Educational Community License
- Latest version: 2.0
- Published: 2007
- SPDX identifier: ECL-1.0, ECL-2.0
- Debian FSG compatible: ?
- FSF approved: Yes
- OSI approved: Yes
- Copyleft: No
- Linking from code with a different license: Yes

= Educational Community License =

The Educational Community License (ECL) is a free and open source license based on the Apache license (version 2.0) and created with the specific needs of the academic community in mind.

Version 2.0 of the ECL came out of the Licensing and Policy Summit held in October 2006 in Indianapolis, Indiana where members of the academic community came together to address the concerns of releasing software written at an academic institution under a free/open source license. Members of the summit included university attorneys, technology transfer officers, free/open source project leaders, and foundation representatives.
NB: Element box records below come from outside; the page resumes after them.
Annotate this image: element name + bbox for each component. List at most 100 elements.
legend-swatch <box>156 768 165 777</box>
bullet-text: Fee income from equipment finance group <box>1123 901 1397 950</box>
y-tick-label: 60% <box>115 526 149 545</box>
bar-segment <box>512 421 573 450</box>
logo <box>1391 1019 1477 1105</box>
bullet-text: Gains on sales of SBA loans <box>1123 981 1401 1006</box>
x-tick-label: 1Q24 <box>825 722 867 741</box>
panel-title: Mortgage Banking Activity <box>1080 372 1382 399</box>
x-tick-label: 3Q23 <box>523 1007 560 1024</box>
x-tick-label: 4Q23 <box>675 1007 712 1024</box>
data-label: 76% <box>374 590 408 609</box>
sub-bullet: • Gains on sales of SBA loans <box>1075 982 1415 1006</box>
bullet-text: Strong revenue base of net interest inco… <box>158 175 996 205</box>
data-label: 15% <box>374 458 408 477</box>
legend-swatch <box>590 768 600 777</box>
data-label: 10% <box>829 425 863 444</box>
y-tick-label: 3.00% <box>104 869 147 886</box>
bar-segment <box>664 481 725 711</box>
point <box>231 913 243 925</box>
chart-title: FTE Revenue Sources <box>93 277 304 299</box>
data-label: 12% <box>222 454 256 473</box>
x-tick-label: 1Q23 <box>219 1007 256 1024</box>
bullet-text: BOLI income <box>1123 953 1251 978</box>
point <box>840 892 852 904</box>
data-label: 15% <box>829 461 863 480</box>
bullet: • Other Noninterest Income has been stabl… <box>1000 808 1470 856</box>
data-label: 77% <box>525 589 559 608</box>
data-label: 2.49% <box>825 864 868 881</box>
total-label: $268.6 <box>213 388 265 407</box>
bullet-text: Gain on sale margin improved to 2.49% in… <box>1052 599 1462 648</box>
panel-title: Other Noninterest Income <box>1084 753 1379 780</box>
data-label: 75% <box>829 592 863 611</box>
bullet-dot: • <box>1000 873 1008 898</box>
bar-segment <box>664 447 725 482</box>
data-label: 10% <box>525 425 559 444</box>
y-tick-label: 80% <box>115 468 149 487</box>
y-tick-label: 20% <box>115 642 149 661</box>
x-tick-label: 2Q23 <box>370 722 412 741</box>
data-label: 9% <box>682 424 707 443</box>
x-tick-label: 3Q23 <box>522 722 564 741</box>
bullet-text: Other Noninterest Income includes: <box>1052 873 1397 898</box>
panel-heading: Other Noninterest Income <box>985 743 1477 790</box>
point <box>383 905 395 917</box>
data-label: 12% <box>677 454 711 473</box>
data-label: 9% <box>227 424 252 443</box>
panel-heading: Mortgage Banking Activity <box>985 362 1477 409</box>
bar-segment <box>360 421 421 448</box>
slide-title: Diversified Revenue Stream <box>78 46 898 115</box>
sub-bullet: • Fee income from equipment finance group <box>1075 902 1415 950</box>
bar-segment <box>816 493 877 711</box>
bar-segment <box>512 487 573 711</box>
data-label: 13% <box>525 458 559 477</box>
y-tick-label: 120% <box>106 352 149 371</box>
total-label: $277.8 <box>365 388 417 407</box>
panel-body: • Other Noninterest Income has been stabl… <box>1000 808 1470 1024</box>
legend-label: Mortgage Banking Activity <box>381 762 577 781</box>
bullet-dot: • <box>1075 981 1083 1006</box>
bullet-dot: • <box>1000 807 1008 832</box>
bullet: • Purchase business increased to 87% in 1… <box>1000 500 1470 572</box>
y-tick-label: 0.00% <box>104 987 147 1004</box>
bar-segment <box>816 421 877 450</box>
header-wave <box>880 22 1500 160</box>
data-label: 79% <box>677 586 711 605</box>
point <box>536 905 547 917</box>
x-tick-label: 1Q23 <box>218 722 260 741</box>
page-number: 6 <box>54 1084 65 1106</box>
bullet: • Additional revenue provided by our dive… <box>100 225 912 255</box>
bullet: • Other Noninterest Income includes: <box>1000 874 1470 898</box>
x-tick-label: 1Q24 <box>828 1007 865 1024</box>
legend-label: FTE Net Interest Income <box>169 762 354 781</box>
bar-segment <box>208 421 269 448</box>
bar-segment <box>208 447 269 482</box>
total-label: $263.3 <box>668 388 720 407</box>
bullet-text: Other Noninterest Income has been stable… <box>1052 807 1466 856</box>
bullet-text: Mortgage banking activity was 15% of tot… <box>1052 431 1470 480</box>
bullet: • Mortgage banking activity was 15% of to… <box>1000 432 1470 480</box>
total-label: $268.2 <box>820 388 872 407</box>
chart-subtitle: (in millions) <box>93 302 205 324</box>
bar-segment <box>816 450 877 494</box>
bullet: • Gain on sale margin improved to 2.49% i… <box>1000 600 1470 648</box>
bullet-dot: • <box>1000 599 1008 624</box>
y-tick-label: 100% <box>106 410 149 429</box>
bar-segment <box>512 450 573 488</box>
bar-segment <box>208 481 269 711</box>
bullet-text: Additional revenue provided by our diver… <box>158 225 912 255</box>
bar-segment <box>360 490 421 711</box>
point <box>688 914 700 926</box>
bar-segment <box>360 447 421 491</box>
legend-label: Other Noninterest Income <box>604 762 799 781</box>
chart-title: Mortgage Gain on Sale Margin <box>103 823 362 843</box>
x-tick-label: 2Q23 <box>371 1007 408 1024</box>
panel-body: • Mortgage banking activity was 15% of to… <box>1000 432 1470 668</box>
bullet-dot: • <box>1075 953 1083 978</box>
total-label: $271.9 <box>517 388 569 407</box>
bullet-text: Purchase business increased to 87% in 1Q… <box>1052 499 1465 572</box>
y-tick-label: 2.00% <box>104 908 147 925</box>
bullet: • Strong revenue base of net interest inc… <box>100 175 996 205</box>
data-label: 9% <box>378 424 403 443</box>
In particular, representatives of the Sakai Project and Kuali Foundation were in attendance.

ECL version 2.0 was approved by the Open Source Initiative in the Summer of 2007, and the Free Software Foundation lists it as being a "GPL-Compatible Free Software License" that is compatible with version 3 of the GNU General Public License but not compatible with GPLv2. This means that a software developer can mix code from an ECLv2 licensed project and a GPLv3 licensed project but, due to license terms incompatibility, they are not allowed to mix code from an ECLv2 project and a GPLv2 project.

EDUCAUSE (Ref 2 below) says of the ECL, "It is essentially the Apache 2.0 license with a modification of the patent language to make it workable for many colleges and universities." The two patent clauses are reproduced below.
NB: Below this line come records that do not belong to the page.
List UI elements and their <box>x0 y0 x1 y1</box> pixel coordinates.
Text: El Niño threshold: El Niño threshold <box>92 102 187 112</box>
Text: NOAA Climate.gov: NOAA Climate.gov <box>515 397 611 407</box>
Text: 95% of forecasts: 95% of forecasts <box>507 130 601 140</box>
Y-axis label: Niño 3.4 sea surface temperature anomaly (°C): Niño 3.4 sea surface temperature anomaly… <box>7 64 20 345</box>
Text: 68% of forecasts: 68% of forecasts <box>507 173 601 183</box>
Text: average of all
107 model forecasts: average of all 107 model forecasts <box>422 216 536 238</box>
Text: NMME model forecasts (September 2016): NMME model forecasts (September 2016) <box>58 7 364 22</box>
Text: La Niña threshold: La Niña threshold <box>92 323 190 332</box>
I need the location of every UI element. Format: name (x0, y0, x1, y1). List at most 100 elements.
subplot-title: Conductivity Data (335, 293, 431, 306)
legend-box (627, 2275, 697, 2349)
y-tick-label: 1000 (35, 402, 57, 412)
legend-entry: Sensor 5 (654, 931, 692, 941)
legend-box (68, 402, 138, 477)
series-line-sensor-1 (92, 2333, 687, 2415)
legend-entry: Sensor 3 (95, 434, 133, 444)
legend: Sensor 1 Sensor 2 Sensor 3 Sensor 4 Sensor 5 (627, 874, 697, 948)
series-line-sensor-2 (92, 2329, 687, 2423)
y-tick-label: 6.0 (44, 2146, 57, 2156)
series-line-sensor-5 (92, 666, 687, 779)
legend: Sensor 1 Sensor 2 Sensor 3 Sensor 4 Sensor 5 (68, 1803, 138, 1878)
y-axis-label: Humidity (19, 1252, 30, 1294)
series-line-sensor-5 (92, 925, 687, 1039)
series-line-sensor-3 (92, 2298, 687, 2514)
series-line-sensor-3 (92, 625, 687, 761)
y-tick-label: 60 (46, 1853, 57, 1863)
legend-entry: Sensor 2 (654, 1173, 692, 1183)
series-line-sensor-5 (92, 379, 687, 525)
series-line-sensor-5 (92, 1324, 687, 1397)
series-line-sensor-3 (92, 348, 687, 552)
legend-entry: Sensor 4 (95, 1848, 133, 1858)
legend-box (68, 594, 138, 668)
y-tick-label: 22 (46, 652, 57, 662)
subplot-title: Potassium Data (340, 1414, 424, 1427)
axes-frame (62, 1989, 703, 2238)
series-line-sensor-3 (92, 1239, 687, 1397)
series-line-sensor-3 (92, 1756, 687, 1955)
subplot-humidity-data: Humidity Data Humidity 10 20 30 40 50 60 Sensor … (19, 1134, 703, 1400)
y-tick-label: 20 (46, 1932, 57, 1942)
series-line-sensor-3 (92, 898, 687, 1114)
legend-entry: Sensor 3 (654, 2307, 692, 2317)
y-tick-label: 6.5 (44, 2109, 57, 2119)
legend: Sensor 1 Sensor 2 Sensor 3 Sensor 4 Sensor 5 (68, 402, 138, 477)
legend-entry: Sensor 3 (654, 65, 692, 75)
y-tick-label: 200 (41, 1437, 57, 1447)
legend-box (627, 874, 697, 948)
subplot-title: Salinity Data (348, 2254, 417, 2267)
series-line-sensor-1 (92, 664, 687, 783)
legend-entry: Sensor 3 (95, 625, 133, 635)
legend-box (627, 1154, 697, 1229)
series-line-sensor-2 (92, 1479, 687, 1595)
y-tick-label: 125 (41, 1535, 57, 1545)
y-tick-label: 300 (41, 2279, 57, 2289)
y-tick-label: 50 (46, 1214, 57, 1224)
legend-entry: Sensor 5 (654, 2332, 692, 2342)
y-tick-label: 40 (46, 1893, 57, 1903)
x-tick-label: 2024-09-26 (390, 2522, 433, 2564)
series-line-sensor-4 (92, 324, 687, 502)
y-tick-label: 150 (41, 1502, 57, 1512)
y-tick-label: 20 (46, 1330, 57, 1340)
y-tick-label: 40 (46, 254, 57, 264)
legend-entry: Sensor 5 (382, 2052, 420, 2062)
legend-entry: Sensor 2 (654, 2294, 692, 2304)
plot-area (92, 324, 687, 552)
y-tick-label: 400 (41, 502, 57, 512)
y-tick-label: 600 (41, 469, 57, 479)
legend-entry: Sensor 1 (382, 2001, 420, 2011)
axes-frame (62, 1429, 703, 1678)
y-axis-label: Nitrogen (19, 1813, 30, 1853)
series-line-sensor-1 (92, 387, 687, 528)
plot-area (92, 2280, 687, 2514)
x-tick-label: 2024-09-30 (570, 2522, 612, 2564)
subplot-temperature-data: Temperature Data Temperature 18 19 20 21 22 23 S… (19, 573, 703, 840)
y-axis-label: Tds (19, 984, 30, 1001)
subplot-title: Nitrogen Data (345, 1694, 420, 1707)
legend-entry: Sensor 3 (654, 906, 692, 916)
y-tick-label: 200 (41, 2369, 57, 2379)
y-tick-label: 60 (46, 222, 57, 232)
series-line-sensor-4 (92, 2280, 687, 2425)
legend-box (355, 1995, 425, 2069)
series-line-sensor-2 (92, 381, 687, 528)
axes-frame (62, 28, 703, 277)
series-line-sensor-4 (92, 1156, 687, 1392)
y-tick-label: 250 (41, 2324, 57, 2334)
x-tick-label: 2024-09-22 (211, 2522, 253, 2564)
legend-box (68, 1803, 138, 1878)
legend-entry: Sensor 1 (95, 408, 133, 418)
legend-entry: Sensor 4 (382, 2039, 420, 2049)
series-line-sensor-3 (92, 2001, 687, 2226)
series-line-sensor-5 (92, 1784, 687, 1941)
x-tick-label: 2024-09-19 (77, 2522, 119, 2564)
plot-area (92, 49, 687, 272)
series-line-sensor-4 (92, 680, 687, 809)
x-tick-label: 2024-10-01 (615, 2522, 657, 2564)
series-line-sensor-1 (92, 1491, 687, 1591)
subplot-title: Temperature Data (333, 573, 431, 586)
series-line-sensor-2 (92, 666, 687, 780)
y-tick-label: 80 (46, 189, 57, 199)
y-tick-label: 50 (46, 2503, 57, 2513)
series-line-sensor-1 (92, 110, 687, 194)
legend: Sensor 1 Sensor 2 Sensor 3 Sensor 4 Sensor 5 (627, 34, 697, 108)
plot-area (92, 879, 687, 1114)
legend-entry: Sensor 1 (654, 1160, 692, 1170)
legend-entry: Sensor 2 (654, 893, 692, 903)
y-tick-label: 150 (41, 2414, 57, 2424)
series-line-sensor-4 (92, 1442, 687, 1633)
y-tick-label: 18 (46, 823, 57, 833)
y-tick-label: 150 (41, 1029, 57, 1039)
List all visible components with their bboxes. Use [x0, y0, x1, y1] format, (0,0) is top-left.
The Apache licence patent clause states:

"3. Grant of Patent License. Subject to the terms and conditions of this License, each Contributor hereby grants to You a perpetual, worldwide, non-exclusive, no-charge, royalty-free, irrevocable (except as stated in this section) patent license to make, have made, use, offer to sell, sell, import, and otherwise transfer the Work, where such license applies only to those patent claims licensable by such Contributor that are necessarily infringed by their Contribution(s) alone or by combination of their Contribution(s) with the Work to which such Contribution(s) was submitted. If You institute patent litigation against any entity (including a cross-claim or counterclaim in a lawsuit) alleging that the Work or a Contribution incorporated within the Work constitutes direct or contributory patent infringement, then any patent licenses granted to You under this License for that Work shall terminate as of the date such litigation is filed."
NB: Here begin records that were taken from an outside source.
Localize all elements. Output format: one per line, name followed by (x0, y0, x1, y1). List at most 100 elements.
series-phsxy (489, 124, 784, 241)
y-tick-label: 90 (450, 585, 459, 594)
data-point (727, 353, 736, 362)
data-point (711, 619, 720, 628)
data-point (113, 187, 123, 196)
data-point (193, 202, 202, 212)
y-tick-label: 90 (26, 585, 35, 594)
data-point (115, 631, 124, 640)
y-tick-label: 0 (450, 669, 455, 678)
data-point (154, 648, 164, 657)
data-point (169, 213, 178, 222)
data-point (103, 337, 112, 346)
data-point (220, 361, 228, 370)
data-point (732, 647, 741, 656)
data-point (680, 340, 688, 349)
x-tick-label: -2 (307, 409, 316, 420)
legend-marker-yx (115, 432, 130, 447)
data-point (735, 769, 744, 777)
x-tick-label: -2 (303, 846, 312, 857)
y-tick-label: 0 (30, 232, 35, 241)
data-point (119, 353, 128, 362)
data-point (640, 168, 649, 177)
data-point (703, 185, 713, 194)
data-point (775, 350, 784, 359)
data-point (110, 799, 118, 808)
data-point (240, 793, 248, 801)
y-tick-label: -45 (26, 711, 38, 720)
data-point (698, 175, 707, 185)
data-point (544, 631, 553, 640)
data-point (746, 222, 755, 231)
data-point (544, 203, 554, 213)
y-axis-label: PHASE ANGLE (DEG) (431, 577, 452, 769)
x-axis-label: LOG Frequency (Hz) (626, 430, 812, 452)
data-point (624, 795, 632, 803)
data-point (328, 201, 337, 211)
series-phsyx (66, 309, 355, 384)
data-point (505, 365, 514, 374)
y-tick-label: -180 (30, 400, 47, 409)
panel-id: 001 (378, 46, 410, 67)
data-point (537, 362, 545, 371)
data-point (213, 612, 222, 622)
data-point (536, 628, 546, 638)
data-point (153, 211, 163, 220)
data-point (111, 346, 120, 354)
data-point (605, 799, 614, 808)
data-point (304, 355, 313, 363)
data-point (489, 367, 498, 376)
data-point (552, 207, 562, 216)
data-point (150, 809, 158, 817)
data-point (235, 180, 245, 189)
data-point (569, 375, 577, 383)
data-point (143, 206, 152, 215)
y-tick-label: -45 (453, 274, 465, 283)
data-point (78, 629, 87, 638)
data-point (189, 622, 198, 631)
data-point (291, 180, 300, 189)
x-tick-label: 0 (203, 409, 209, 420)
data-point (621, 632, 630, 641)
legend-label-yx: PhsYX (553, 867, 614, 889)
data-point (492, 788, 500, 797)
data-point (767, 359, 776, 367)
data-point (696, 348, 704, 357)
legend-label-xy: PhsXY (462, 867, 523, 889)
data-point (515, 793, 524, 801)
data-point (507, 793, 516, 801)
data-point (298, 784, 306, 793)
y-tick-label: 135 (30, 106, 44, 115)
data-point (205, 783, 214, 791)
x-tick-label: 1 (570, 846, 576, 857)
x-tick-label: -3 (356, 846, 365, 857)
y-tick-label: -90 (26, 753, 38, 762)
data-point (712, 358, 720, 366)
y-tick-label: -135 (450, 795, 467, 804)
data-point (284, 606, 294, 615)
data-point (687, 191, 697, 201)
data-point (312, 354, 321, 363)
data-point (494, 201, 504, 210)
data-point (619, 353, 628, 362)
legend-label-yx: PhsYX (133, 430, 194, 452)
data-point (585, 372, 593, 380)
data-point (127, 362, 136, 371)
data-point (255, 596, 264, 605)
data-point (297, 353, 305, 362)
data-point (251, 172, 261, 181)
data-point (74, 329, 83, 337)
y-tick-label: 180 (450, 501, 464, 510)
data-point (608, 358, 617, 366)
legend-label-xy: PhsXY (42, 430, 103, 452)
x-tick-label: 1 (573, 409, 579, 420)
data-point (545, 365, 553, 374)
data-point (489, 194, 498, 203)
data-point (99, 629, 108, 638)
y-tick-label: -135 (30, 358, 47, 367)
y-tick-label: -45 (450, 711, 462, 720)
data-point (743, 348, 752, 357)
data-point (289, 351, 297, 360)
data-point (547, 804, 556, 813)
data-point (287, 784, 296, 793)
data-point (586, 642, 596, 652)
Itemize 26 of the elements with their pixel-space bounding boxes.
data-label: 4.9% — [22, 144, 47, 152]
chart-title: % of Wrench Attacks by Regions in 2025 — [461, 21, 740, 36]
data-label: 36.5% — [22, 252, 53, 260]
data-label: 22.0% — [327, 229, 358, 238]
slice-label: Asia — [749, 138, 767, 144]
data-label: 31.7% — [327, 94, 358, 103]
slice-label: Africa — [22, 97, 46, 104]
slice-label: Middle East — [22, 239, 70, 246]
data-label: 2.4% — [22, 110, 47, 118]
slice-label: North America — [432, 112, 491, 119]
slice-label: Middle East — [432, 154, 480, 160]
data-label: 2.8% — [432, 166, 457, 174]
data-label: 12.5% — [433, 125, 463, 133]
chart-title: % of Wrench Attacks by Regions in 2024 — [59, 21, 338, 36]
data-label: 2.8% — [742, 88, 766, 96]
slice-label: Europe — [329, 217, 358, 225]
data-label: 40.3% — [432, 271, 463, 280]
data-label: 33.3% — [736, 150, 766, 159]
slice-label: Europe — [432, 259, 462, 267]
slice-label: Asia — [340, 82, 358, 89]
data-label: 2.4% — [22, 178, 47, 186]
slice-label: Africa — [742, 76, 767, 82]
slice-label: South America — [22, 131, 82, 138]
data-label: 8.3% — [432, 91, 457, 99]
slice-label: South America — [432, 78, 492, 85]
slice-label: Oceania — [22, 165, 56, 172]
The ECL patent clause states (differences are underlined):

"3. Grant of Patent License. Subject to the terms and conditions of this License, each Contributor hereby grants to You a perpetual, worldwide, non-exclusive, no-charge, royalty-free, irrevocable (except as stated in this section) patent license to make, have made, use, offer to sell, sell, import, and otherwise transfer the Work, where such license applies only to those patent claims licensable by such Contributor that are necessarily infringed by their Contribution(s) alone or by combination of their Contribution(s) with the Work to which such Contribution(s) was submitted. If You institute patent litigation against any entity (including a cross-claim or counterclaim in a lawsuit) alleging that the Work or a Contribution incorporated within the Work constitutes direct or contributory patent infringement, then any patent licenses granted to You under this License for that Work shall terminate as of the date such litigation is filed. Any patent license granted hereby with respect to contributions by an individual employed by an institution or organization is limited to patent claims where the individual that is the author of the Work is also the inventor of the patent claims licensed, and where the organization or institution has the right to grant such license under applicable grant and research funding agreements. No other express or implied licenses are granted."